Scikit-learn refers to machine learning algorithms as estimators. There are three different types of estimators: classifiers, regressors, and transformers. The inheritance of the second class determines what kind of estimator the model represents. We’ll divide the estimators into two groups based on their interface. These two groups are predictors and transformers, and in this blog, we’ll discuss Predictors.
Predictors: classifiers and regressors
As the name suggests, predictors are models that make predictions. There are two main methods: Fit (X, y): trains/fit the object to the feature matrix X and label vector y and Predict (X): makes predictions on the passed data set X.
Code :
from sklearn.linear_model import LinearRegression
# create model and train/fit
model = LinearRegression()
model.fit(X, y)
# predict label values on X
y_pred = model.predict(X)
print(y_pred)
print("shape of the prediction array: {}".format(y_pred.shape))
print("shape of the training set: {}".format(X.shape))
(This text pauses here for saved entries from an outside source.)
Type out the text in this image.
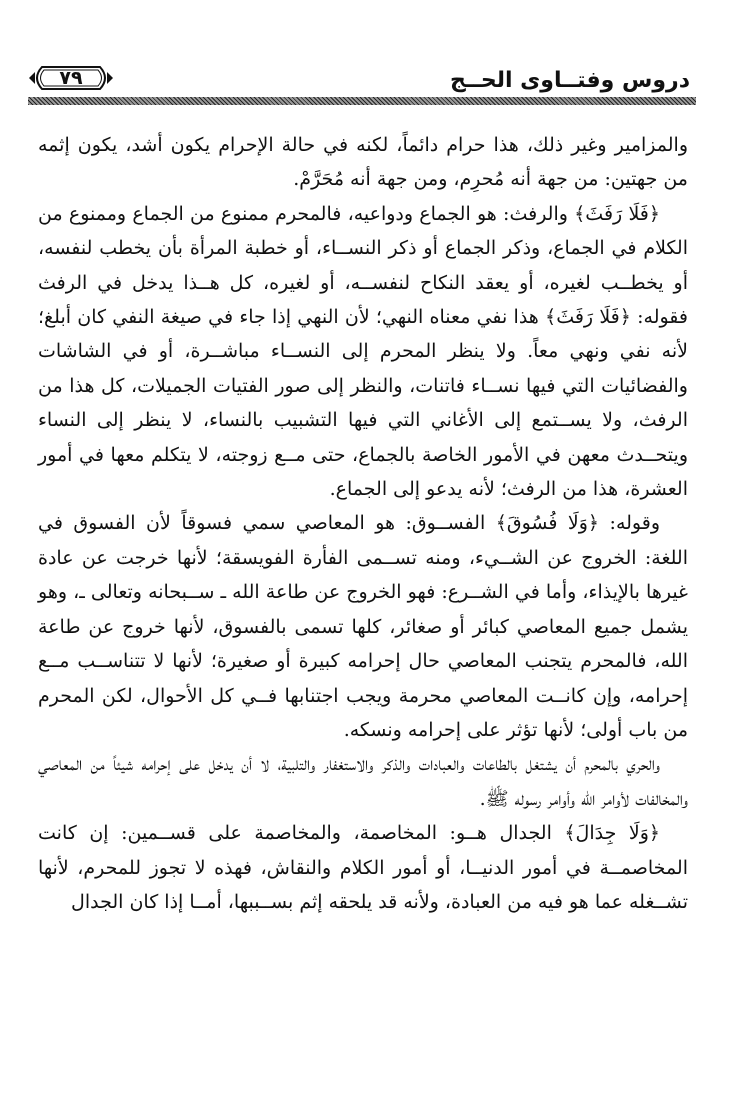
دروس وفتــاوى الحــج
٧٩

والمزامير وغير ذلك، هذا حرام دائماً، لكنه في حالة الإحرام يكون أشد، يكون إثمه من جهتين: من جهة أنه مُحرِم، ومن جهة أنه مُحَرَّمْ.

﴿فَلَا رَفَثَ﴾ والرفث: هو الجماع ودواعيه، فالمحرم ممنوع من الجماع وممنوع من الكلام في الجماع، وذكر الجماع أو ذكر النســاء، أو خطبة المرأة بأن يخطب لنفسه، أو يخطــب لغيره، أو يعقد النكاح لنفســه، أو لغيره، كل هــذا يدخل في الرفث فقوله: ﴿فَلَا رَفَثَ﴾ هذا نفي معناه النهي؛ لأن النهي إذا جاء في صيغة النفي كان أبلغ؛ لأنه نفي ونهي معاً. ولا ينظر المحرم إلى النســاء مباشــرة، أو في الشاشات والفضائيات التي فيها نســاء فاتنات، والنظر إلى صور الفتيات الجميلات، كل هذا من الرفث، ولا يســتمع إلى الأغاني التي فيها التشبيب بالنساء، لا ينظر إلى النساء ويتحــدث معهن في الأمور الخاصة بالجماع، حتى مــع زوجته، لا يتكلم معها في أمور العشرة، هذا من الرفث؛ لأنه يدعو إلى الجماع.

وقوله: ﴿وَلَا فُسُوقَ﴾ الفســوق: هو المعاصي سمي فسوقاً لأن الفسوق في اللغة: الخروج عن الشــيء، ومنه تســمى الفأرة الفويسقة؛ لأنها خرجت عن عادة غيرها بالإيذاء، وأما في الشــرع: فهو الخروج عن طاعة الله ـ ســبحانه وتعالى ـ، وهو يشمل جميع المعاصي كبائر أو صغائر، كلها تسمى بالفسوق، لأنها خروج عن طاعة الله، فالمحرم يتجنب المعاصي حال إحرامه كبيرة أو صغيرة؛ لأنها لا تتناســب مــع إحرامه، وإن كانــت المعاصي محرمة ويجب اجتنابها فــي كل الأحوال، لكن المحرم من باب أولى؛ لأنها تؤثر على إحرامه ونسكه.

والحري بالمحرم أن يشتغل بالطاعات والعبادات والذكر والاستغفار والتلبية، لا أن يدخل على إحرامه شيئاً من المعاصي والمخالفات لأوامر الله وأوامر رسوله ﷺ.

﴿وَلَا جِدَالَ﴾ الجدال هــو: المخاصمة، والمخاصمة على قســمين: إن كانت المخاصمــة في أمور الدنيــا، أو أمور الكلام والنقاش، فهذه لا تجوز للمحرم، لأنها تشــغله عما هو فيه من العبادة، ولأنه قد يلحقه إثم بســببها، أمــا إذا كان الجدال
There is one thing to note that the output of predict(X) is a NumPy array of one dimension.
Pipelines
Before discussing feature unions, let’s first have a brief knowledge about Pipelines. As our analysis and workflow become more complicated, we need a tool that helps with scaling up. For example, suppose you need to apply multiple transformations to your data before using a supervised machine learning model. In that case, you can apply the transformations explicitly, creating intermediate variables of the transformed data. But this work is a little bit tiresome.
Here, the Pipelines approach helps prevent keeping track of intermediate transformations and scales up our code for more complicated analysis. Essentially, a pipeline is an estimator object that holds a series of transformers with a final estimator.
Code Example:
from sklearn.pipeline import Pipeline
from sklearn.preprocessing import PolynomialFeatures
# construct pipeline
scaler = StandardScaler()
poly_features = PolynomialFeatures(degree=2)
lin_reg = LinearRegression()
pipe = Pipeline([
('scaler', scaler),
('poly', poly_features),
('regressor', lin_reg)
])
Feature Union
A FeatureUnion is another tool for dealing with situations where your data requires different transformation processes for various features. Because in ColumnTransformer, processes feature separately and combine the results into a single feature matrix, but in feature union, it can handle more complex workflows where you need to use distinct transformers and estimators together before passing the complete feature matrix to a final estimator.
We already know that Pipeline objects arrange estimators in a series, but FeatureUnion objects arrange transformers in parallel. A FeatureUnion object combines the output of each of the transformers in parallel to generate one output matrix. Using a combination of Pipeline and FeatureUnion objects, we can construct complicated machine learning workflows within a single scikit-learn estimator object. So, the ultimate aim of feature union is to combine several feature extraction mechanisms into a single transformer.
from sklearn.pipeline import FeatureUnion
from sklearn.decomposition import PCA, TruncatedSVD
union = FeatureUnion([("pca", PCA(n_components=1)),
("svd", TruncatedSVD(n_components=2))])
X = [[0., 1., 3], [2., 2., 5]]
union.fit_transform(X)
array([[ 1.5 , 3.0..., 0.8...],
[-1.5 , 5.7..., -0.4...]])